A Brief introduction of the Speaker
Kai Wang obtained his bachelor's and master's degrees from the Powder Metallurgy Research Institute of Central South University between 2010 and 2017. He earned his Ph.D. from RWTH Aachen University in Germany from 2017 to 2021, during which he developed a quantitative off-diagonal phase-field model and conducted research on various phase transformation processes. In the same year, he joined the Forschungszentrum Jülich in Germany as a postdoctoral researcher, focusing on the dissociation processes of solid oxide fuel cells using multi-scale simulation methods. In May 2023, he began his postdoctoral research at the Technical University of Darmstadt, where his work primarily involves developing a multi-physics coupled phase-field model based on Fermi level and defect chemistry, reconstructing the spatial charge layer distribution, and investigating abnormal grain growth during the sintering of SrTiO3. During his research career, he has published 14 papers in journals such as Physical Review B and Physical Review Materials. He has also participated in the 4th and 5th International Phase-Field Conferences, delivering oral presentations at both events.
Abstract
Since decades, phase field method has been developed as a promising tailor of material design. Not only quantitative phase field model, but also key experiments validation assist the quantitative phase field simulations, In this presentation, the novel thermodynamic consistent nondiagonal phase field model obeying the Onsager's relation and providing the universal framework in the phase field community is introduced.

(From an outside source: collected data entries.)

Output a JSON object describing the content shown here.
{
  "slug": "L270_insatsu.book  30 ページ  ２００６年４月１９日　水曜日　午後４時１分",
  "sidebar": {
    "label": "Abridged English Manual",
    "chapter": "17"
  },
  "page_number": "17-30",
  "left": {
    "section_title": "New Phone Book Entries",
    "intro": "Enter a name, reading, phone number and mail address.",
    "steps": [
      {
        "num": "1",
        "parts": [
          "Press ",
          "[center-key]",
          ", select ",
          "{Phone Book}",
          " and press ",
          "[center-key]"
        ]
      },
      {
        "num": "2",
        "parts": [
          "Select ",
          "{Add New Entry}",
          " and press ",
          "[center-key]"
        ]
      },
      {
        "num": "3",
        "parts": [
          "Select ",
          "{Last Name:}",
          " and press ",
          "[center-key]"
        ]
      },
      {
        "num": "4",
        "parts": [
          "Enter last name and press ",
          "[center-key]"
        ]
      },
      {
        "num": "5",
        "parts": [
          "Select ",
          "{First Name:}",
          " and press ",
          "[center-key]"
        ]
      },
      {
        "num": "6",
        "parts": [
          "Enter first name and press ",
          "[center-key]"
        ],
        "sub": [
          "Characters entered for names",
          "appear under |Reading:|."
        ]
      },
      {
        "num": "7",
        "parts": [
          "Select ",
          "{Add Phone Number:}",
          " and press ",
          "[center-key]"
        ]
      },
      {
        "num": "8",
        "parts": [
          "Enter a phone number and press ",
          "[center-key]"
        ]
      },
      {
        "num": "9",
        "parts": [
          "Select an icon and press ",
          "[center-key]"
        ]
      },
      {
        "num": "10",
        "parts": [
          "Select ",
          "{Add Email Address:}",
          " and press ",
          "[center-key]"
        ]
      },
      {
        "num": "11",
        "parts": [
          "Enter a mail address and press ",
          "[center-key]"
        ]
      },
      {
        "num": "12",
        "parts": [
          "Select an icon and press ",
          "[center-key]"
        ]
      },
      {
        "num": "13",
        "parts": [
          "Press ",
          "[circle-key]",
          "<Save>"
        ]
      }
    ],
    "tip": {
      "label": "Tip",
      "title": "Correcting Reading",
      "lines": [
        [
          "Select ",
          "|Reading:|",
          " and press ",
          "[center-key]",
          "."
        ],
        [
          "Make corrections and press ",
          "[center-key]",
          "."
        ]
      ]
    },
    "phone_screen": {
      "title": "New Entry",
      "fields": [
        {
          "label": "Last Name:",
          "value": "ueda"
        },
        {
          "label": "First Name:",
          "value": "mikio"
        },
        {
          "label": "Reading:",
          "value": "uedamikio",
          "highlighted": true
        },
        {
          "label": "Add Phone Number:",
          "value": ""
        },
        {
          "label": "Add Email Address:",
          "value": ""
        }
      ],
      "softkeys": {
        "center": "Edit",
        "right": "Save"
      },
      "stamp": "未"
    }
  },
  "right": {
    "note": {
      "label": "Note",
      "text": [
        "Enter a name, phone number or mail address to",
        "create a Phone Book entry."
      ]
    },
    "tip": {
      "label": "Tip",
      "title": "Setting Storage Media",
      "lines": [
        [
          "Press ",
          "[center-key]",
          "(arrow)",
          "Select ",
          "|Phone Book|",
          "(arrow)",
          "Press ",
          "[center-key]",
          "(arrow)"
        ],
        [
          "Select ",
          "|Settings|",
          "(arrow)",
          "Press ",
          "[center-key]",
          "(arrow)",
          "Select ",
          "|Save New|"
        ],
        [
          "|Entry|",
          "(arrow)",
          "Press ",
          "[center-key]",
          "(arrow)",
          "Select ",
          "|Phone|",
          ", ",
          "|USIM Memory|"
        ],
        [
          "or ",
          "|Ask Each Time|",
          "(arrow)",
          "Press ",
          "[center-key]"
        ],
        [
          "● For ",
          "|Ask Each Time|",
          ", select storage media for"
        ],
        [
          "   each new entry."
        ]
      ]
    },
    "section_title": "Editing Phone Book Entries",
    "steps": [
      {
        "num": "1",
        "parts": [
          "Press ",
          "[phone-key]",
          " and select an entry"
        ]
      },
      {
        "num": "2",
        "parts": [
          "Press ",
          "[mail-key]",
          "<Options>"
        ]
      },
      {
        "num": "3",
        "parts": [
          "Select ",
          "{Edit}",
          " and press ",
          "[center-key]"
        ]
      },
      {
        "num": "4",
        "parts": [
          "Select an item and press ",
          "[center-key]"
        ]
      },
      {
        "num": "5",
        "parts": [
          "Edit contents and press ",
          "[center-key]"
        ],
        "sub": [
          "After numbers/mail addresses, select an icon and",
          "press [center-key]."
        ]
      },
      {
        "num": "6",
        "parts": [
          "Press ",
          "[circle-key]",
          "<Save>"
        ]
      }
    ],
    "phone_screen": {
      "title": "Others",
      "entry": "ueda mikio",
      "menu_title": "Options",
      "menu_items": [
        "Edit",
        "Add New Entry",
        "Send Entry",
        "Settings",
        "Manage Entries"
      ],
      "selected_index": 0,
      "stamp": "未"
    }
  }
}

The capability of the quantitative phase field model is validated with different phase transformations and key experiments, Furthermore, we also explore the quantitative phase field simulations in the field of finctional oxide ceramics. ln the princrple of defect chemistry linked to fermilevels, we quantitively reproduce the space charge layer formation in SrTiO3 bicrystals. Additionally, we employ phase field simulations to explore the phenomenon of abnormal grain growth in SrTiO3 polycrystalline material during sintering processes.